I'm currently developing a trivia game. When the user clicks a button to select an answer, that click starts a sort of "chain reaction" of time-delayed events: reveal if the answer is right or wrong, then show how many points were awarded or deducted, then show those points floating over to the score area, then change the score, then reveal the next question, and so on. So far, my approach has been to create a bunch of timers with different delays. When the user clicks the answer, all of the timers are started, but some call their functions sooner than others. The annoying thing about this is I have to create a bunch of these little delay timers like this one:

Code:
var questionDelayTimer:Timer = new Timer(8000, 1);
function questionDelay(e:TimerEvent):void {
	createQuestion();
}
questionDelayTimer.addEventListener(TimerEvent.TIMER, questionDelay);
Is there a better way of doing this without having to create a separate delayTimer for every function? I thought about just making a long movie clip that calls all the functions on keyframes spread far apart along its timeline, then just having the answerClick() listener tell this movie clip to begin playing so it will call the series of functions as the clip's playhead moves along...but that's not how a "real" AS programmer would handle this, is it?
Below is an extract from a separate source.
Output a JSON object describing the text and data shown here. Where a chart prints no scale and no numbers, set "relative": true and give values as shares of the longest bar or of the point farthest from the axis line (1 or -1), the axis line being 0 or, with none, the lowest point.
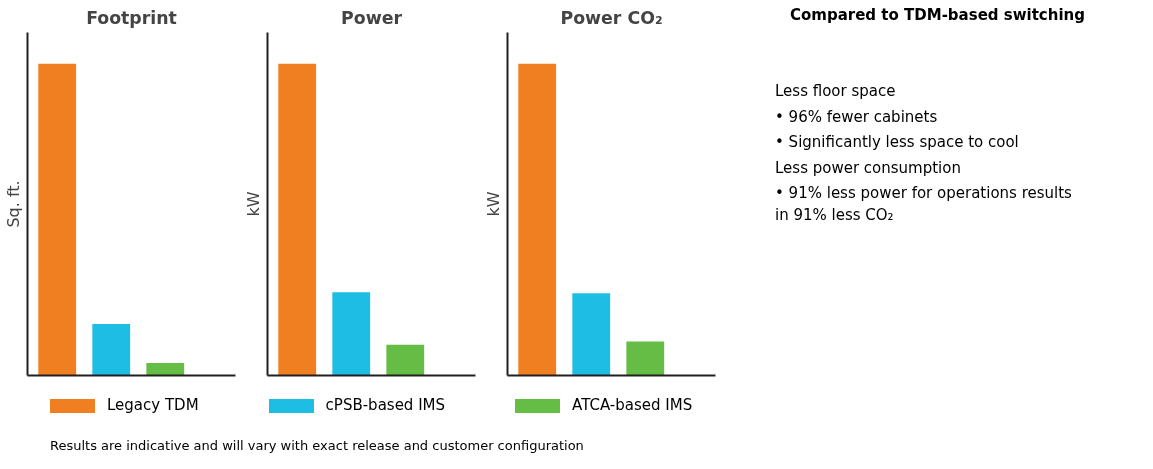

I also thought about just having answerClick() start a single timer that repeats a few times a second, and just having a bunch of conditional statements inside the function that the timer calls. The conditionals could check a variable that tracks how much time has elapsed since the timer was started or how many times the timer's function has been triggered. Then, based on that info, it would determine if the next event in the "chain reaction" needs to be called. Eventually, once the timer has called its function a certain number of times or a certain amount of time has passed, there'd be an if statement in the function that would tell the timer to stop.

So which sounds best? Or is there something I'm not thinking of? Thanks!